After graduating from Stonehill College in 2001, Van Laarhoven spent a year serving with AmeriCorps, traveling around the country to participate in community projects from building a house to working at a hospital. She also lived in California's Stanislaus National Forest for six months as a member of the California Conservation Corps.
After returning to SouthCoast, she volunteered for the Coalition for Buzzards Bay, collecting water samples from the bay. Soon, she was volunteering with the Marion Institute and helping to organize the first Bioneers by the Bay conference. The event ended with a job offer, but Van Laarhoven was torn because she had other dreams.
"Of course I had a life plan, my boyfriend and I were moving to Costa Rica for six months and then moving to Wyoming," she said. Instead, she lived on a sustainable ranch in Costa Rica for three months and then returned to SouthCoast to work for the Marion Institute.
About a year later, she was named interim director of the institute, and six months after that, executive director.

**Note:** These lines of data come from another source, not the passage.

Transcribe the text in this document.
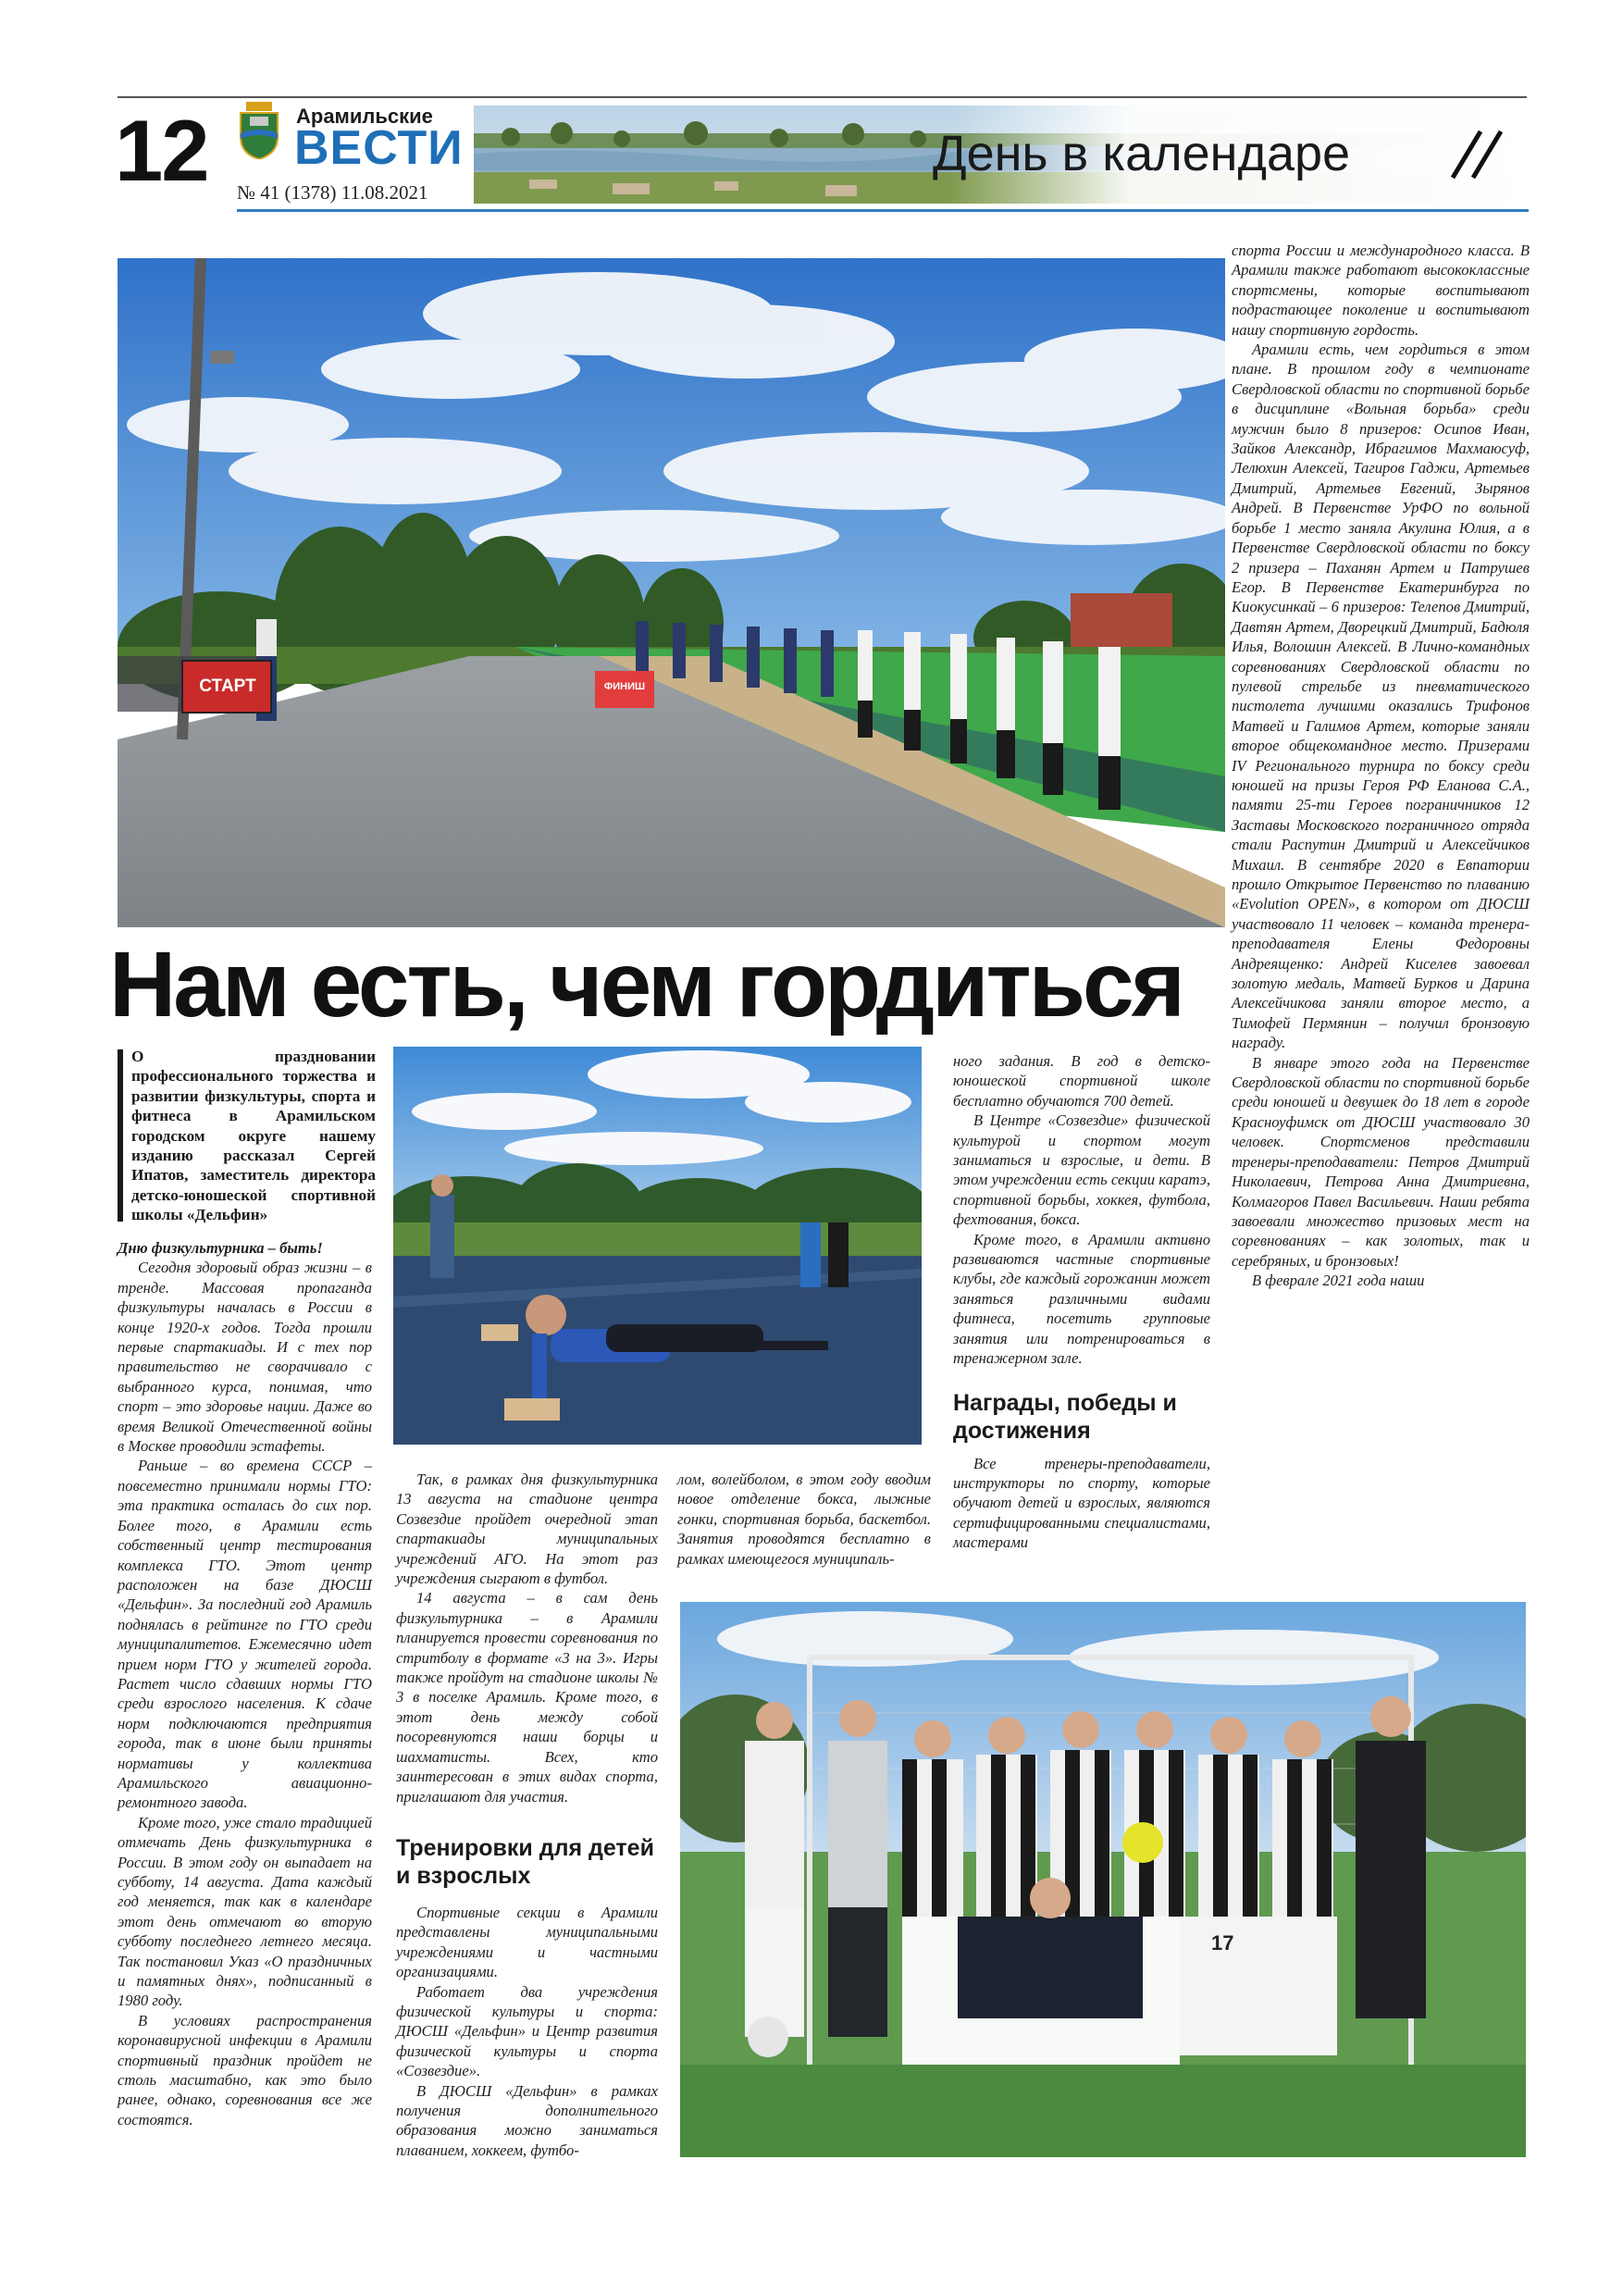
12	Арамильские
ВЕСТИ
№ 41 (1378) 11.08.2021
День в календаре
СТАРТ	ФИНИШ
Нам есть, чем гордиться
О праздновании профессионального торжества и развитии физкультуры, спорта и фитнеса в Арамильском городском округе нашему изданию рассказал Сергей Ипатов, заместитель директора детско-юношеской спортивной школы «Дельфин»
17

Дню физкультурника – быть!

Сегодня здоровый образ жизни – в тренде. Массовая пропаганда физкультуры началась в России в конце 1920-х годов. Тогда прошли первые спартакиады. И с тех пор правительство не сворачивало с выбранного курса, понимая, что спорт – это здоровье нации. Даже во время Великой Отечественной войны в Москве проводили эстафеты.

Раньше – во времена СССР – повсеместно принимали нормы ГТО: эта практика осталась до сих пор. Более того, в Арамили есть собственный центр тестирования комплекса ГТО. Этот центр расположен на базе ДЮСШ «Дельфин». За последний год Арамиль поднялась в рейтинге по ГТО среди муниципалитетов. Ежемесячно идет прием норм ГТО у жителей города. Растет число сдавших нормы ГТО среди взрослого населения. К сдаче норм подключаются предприятия города, так в июне были приняты нормативы у коллектива Арамильского авиационно-ремонтного завода.

Кроме того, уже стало традицией отмечать День физкультурника в России. В этом году он выпадает на субботу, 14 августа. Дата каждый год меняется, так как в календаре этот день отмечают во вторую субботу последнего летнего месяца. Так постановил Указ «О праздничных и памятных днях», подписанный в 1980 году.

В условиях распространения коронавирусной инфекции в Арамили спортивный праздник пройдет не столь масштабно, как это было ранее, однако, соревнования все же состоятся.

Так, в рамках дня физкультурника 13 августа на стадионе центра Созвездие пройдет очередной этап спартакиады муниципальных учреждений АГО. На этот раз учреждения сыграют в футбол.

14 августа – в сам день физкультурника – в Арамили планируется провести соревнования по стритболу в формате «3 на 3». Игры также пройдут на стадионе школы № 3 в поселке Арамиль. Кроме того, в этот день между собой посоревнуются наши борцы и шахматисты. Всех, кто заинтересован в этих видах спорта, приглашают для участия.

Тренировки для детей и взрослых

Спортивные секции в Арамили представлены муниципальными учреждениями и частными организациями.

Работает два учреждения физической культуры и спорта: ДЮСШ «Дельфин» и Центр развития физической культуры и спорта «Созвездие».

В ДЮСШ «Дельфин» в рамках получения дополнительного образования можно заниматься плаванием, хоккеем, футбо-

лом, волейболом, в этом году вводим новое отделение бокса, лыжные гонки, спортивная борьба, баскетбол. Занятия проводятся бесплатно в рамках имеющегося муниципаль-

ного задания. В год в детско-юношеской спортивной школе бесплатно обучаются 700 детей.

В Центре «Созвездие» физической культурой и спортом могут заниматься и взрослые, и дети. В этом учреждении есть секции каратэ, спортивной борьбы, хоккея, футбола, фехтования, бокса.

Кроме того, в Арамили активно развиваются частные спортивные клубы, где каждый горожанин может заняться различными видами фитнеса, посетить групповые занятия или потренироваться в тренажерном зале.

Награды, победы и достижения

Все тренеры-преподаватели, инструкторы по спорту, которые обучают детей и взрослых, являются сертифицированными специалистами, мастерами

спорта России и международного класса. В Арамили также работают высококлассные спортсмены, которые воспитывают подрастающее поколение и воспитывают нашу спортивную гордость.

Арамили есть, чем гордиться в этом плане. В прошлом году в чемпионате Свердловской области по спортивной борьбе в дисциплине «Вольная борьба» среди мужчин было 8 призеров: Осипов Иван, Зайков Александр, Ибрагимов Махмаюсуф, Лелюхин Алексей, Тагиров Гаджи, Артемьев Дмитрий, Артемьев Евгений, Зырянов Андрей. В Первенстве УрФО по вольной борьбе 1 место заняла Акулина Юлия, а в Первенстве Свердловской области по боксу 2 призера – Паханян Артем и Патрушев Егор. В Первенстве Екатеринбурга по Киокусинкай – 6 призеров: Телепов Дмитрий, Давтян Артем, Дворецкий Дмитрий, Бадюля Илья, Волошин Алексей. В Лично-командных соревнованиях Свердловской области по пулевой стрельбе из пневматического пистолета лучшими оказались Трифонов Матвей и Галимов Артем, которые заняли второе общекомандное место. Призерами IV Регионального турнира по боксу среди юношей на призы Героя РФ Еланова С.А., памяти 25-ти Героев пограничников 12 Заставы Московского пограничного отряда стали Распутин Дмитрий и Алексейчиков Михаил. В сентябре 2020 в Евпатории прошло Открытое Первенство по плаванию «Evolution OPEN», в котором от ДЮСШ участвовало 11 человек – команда тренера-преподавателя Елены Федоровны Андреященко: Андрей Киселев завоевал золотую медаль, Матвей Бурков и Дарина Алексейчикова заняли второе место, а Тимофей Пермянин – получил бронзовую награду.

В январе этого года на Первенстве Свердловской области по спортивной борьбе среди юношей и девушек до 18 лет в городе Красноуфимск от ДЮСШ участвовало 30 человек. Спортсменов представили тренеры-преподаватели: Петров Дмитрий Николаевич, Петрова Анна Дмитриевна, Колмагоров Павел Васильевич. Наши ребята завоевали множество призовых мест на соревнованиях – как золотых, так и серебряных, и бронзовых!

В феврале 2021 года наши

"My board is just super supportive and amazing," she said. "They have really been instrumental in my growth and my leadership. And my team on the ground as well."
Christina Bascom, who sits on the institute's associate board, describes Van Laarhoven as an inclusive leader, who develops ideas from the bottom up and "is a great believer in networks."
"Above all, she listens," Bascom said.
Her partners outside the institute agree.
"The thing that never ceases to amaze me about Desa is her level of energy and caring about the issues and about people," said Mark Rasmussen, executive director of the Coalition for Buzzards Bay. "For Desa, it is always about the people."
"She's just such a great thinker and she walks the walk in terms of what she's talking about with climate change and personal consumption," said Kate Fentress, executive director of The Women's Fund of the Community Foundation of Southeastern Massachusetts.
Planning is already under way for the 2010 Bioneers Conference, especially for meals that will be supplied by local farms. Van Laarhoven will delegate some of the planning so she can focus on other projects and finally take some time to travel the globe.
Work-related trips should bring her to Haiti, Cambodia and Costa Rica this year.
Closer to home, she is excited to educate community residents about Paracelsus Biological Medicine, an alternative approach to medicine that involves eliminating metals, dyes and other toxins from the body.
"There are major issues that we have to contend with in the soil and there are issues with water," Van Laarhoven said. "We need to rid our bodies of those toxins."
After serving in AmeriCorps, Van Laarhoven said she returned to SouthCoast with a new appreciation for the area.
"My favorite part about New Bedford specifically is the culture, is the diversity," she said. "I love that and love being around that."
The city is different than what she remembers from her Lakeville childhood.
"The doors have opened in New Bedford," she said. "I feel welcome. I feel part of the team."
First-time visitors to New Bedford are often surprised by the city's beauty, Van Laarhoven said.
"There is almost this tangible positive energy," she said. "Something is happening in New Bedford, and I think a lot of people feel it."